How to insert new values of multiple select

0
votes

I have 3 tables: tags, posts, tags_post.

I'm using the Select2 plugin to create a nice select option with dynamic tagging

The user can pick a tag from the list (TAGS table) or write their own tag. I don't know how to code to insert new tags to the TAGS table. I only code the php to add the existing tags to the relation table.

FORM:

 <select class="js-basic-multiple form-control" name="tags[]" multiple="multiple">
      <?php
         $query = mysqli_query($mysqli, "SELECT id_tag, name FROM tags ORDER BY name ASC;")
    or die('error '.mysqli_error($mysqli));
         while ($data = mysqli_fetch_assoc($query)) {
           echo"<option value=\"$data[id_tag]\">$data[name] </option>";
          }
       ?>
 </select>

PHP (adds the relation in tags_post) This code works fine:

$id_post = $_POST['id_post'];
$tags     = $_POST['tags'];
$i = 0;
$nTags = count($_POST['tags']);

while ($i <= $nTags){

    foreach ($tags as $value) {
          $query = mysqli_query($mysqli, "INSERT INTO tags_post(id_post, id_tag) VALUES('$id_post', '$value')")
                               or die('error '.mysqli_error($mysqli));             
    }
 $i++;
}

How can I add the new tags in the table tags? (The user can add their own tags) Maybe using lists? ($tags= Tags::lists('name','id'))
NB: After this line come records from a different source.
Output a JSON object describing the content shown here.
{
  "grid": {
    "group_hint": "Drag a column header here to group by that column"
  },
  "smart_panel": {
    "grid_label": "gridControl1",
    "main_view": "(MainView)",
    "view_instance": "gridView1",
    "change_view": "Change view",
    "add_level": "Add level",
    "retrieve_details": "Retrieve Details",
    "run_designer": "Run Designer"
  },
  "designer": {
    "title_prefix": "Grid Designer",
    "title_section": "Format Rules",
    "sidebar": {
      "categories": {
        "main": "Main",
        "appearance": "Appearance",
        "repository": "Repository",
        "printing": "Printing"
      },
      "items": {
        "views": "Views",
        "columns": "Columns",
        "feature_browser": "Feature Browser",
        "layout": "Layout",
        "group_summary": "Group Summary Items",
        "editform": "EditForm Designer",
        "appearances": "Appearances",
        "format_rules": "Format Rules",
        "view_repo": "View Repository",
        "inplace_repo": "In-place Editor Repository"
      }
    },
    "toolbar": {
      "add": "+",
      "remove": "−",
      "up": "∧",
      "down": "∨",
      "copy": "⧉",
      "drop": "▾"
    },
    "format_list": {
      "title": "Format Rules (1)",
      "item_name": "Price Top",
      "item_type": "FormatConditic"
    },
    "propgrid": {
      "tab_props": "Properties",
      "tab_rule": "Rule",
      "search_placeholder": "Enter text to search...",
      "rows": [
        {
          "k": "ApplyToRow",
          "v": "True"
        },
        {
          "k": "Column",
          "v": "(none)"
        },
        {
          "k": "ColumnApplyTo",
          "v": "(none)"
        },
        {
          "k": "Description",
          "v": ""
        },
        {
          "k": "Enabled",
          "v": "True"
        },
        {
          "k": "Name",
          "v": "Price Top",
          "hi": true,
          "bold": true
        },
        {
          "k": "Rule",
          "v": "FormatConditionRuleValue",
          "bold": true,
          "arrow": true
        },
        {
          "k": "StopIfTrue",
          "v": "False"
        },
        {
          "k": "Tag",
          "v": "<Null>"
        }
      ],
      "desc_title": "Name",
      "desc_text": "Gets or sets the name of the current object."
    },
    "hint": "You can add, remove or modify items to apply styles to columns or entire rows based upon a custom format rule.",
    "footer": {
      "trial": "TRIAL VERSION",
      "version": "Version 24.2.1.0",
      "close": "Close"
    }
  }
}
I would like to do something like that in php:

Pseudocode:

1. Tag exists in table “tags”?
  1.1  No > INSERT INTO tags
2. Insert all tags in the relation table.
  2.1  INSERT INTO tags_post
2
php
What do you want to achieve, your question is not clear???Nagesh Katke
You have a table name tag, So what the issue insert data into tag table?rawathemant
As @rawathemant said, use same query just change table nameNagesh Katke
You mean that the front end already works? Can you then specify what kind of input you get posted so we can help you with the PHP code to save that to the database? Now you're expecting us to know how this JS plugin works, while that doesn't seem relevant for your question.GolezTrol
You have to put $id_post somewhere in the form, for example as a hidden input field. Also read SQL InjectionAdder

2 Answers

0
votes

Regarding the insertion I can offer the following php code. It protects against SQL injection. I am taking a guess where id_post is coming from.

$tags = $_POST['tags'];
$id_post = $_POST['id_post'];
foreach ($tags as $value) {
    $stmt =  mysqli_prepare($mysqli, "INSERT INTO tags_post(id_post, id_tag) VALUES(?, ?)") or die('error '.mysqli_error($mysqli));             
    $stmt->bind_param('ii', $id_post, $value);
    $stmt->execute() or die('error '.mysqli_error($mysqli));     
}

If you show more of the form, I might be able to help with that.

0
votes

I've figured it out by myself (this code works for me):

<?php
$query_id = mysqli_query($mysqli, "SELECT id_tag FROM tags
                            ORDER BY id_tag DESC LIMIT 1")
                            or die('error '.mysqli_error($mysqli));
$count = mysqli_num_rows($query_id);
   if ($count <> 0) {
     $data_id = mysqli_fetch_assoc($query_id);
     $id_tag_new  = $data_id['id_tag']+1;
   } else {
     $id_tag_new = 1;
   }

$id_post = $_POST['id_post'];
$tags = $_POST['tags'];

foreach ($tags as $value) {
    if (is_numeric(substr($value, 0, 1))){
        $query = mysqli_query($mysqli, "INSERT INTO tags_post(id_post, id_tag) VALUES('$id_post', '$value')")
                               or die('error '.mysqli_error($mysqli)); 
    }
    //new tag
    else {
        $query_new = mysqli_query($mysqli, "INSERT INTO tags(id_tag, name) VALUES('$id_tag_new', '$value')")
            or die('error '.mysqli_error($mysqli));
        $query_relation = mysqli_query($mysqli, "INSERT INTO tags_post(id_post, id_tag) VALUES('$id_post', '$id_tag_new')")
                               or die('error '.mysqli_error($mysqli));     
        $id_tag_new++;
    }
}
?>